The old traditional Cajun and Creole l guys that I learned from would always tune their fiddles to whatever key they were playing. They found that note and tuned an open string to it. Even some of the Zydeco fiddle players that I learned from would tune their fiddles all the way down to B flat because they use the B flat accordion in Zydeco so that the saxophones and the horns can play alone. So yeah, just a little information about Cajun tuning. If you go to my website, MitchReedMusicLessons.com and you become a member, or just want to listen to some of the vlogs that I do you’ll notice that my fiddle is tuned down to Cajun tuning.

Most Cajun fiddlers actually get two violins. They’ll get one and leave it tuned standard and then they’ll have another one and they’ll tune it down and they’ll get a double fiddle case. So when they travel around and go around, they have their Cajun fiddle and they have their standard fiddle. So personally, I play a lot of different styles. Cajun music and Creole music’s my main style, but I play Irish fiddle and I play some old-timey fiddle. And so it’s nice to have two fiddles where if I want to play with a C accordion I’ve got my tuned down fiddle. But if I want to play some Irish jigs or old-timey tunes, I have my standard fiddle ready.
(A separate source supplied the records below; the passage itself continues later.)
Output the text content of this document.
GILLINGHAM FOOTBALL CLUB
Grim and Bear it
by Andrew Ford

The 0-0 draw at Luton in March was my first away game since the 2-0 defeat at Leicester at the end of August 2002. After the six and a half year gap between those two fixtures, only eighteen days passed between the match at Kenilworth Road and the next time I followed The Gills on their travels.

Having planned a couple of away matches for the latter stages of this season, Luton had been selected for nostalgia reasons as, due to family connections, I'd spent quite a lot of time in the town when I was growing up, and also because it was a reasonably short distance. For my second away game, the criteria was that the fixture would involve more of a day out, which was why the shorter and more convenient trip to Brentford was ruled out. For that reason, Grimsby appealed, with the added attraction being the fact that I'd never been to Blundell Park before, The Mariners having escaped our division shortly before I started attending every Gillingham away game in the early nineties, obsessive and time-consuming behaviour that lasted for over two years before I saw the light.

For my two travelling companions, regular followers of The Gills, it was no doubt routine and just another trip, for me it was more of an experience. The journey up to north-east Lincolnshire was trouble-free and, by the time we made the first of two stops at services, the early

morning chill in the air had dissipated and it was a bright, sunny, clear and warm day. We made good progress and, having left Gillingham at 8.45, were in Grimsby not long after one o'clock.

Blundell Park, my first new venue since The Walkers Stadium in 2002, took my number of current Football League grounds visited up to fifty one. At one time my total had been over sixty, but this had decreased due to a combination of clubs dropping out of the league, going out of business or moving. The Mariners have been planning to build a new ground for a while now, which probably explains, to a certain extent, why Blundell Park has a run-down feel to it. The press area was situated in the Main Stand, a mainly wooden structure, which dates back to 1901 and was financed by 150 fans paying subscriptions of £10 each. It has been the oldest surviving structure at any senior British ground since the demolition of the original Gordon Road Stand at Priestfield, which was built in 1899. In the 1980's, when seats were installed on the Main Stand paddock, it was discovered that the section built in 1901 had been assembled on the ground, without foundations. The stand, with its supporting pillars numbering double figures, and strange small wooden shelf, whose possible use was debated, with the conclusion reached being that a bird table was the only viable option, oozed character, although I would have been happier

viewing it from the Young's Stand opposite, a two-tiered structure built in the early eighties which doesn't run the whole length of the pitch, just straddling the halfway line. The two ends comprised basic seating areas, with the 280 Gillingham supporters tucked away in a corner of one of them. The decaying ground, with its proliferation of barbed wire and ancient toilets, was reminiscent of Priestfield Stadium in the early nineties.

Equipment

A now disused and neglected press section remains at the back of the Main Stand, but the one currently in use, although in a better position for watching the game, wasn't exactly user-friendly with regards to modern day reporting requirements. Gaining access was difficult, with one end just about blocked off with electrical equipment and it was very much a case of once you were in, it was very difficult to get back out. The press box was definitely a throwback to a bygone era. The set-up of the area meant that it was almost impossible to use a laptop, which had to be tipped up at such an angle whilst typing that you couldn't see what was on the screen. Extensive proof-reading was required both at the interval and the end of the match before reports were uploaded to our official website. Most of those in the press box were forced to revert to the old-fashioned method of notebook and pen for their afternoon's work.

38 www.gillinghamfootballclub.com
So that’s how most fiddle players evolve down here. That’s just a little information about Cajun tuning and what it is. The other question I get a lot… If you learn it tuned standard, so to say, you learn Jolie Blonde on EADG regular standard violin, when you tune down to Cajun is the fingering gonna change? No, it doesn’t. The fingering stays exactly the same. It’s just the key changed, is all. So pretty simple stuff and but it can get a little complicated if you’re not quite sure what the violin is tuned in, if it’s an alternate tuning. So a little information about that.

So yeah, I hope you enjoy playing some Cajun tunes. Check it out, try it out. It gives your violin a different sound. It’s a lot of fun and really, I love alternate tunings. They are a lot of fun and they make you sound different and play differently. So thanks so much for joining me today. I hope I gave you some good information you can take with you and hope to see you out there soon. Stay inspired and keep on fiddling. Thank you.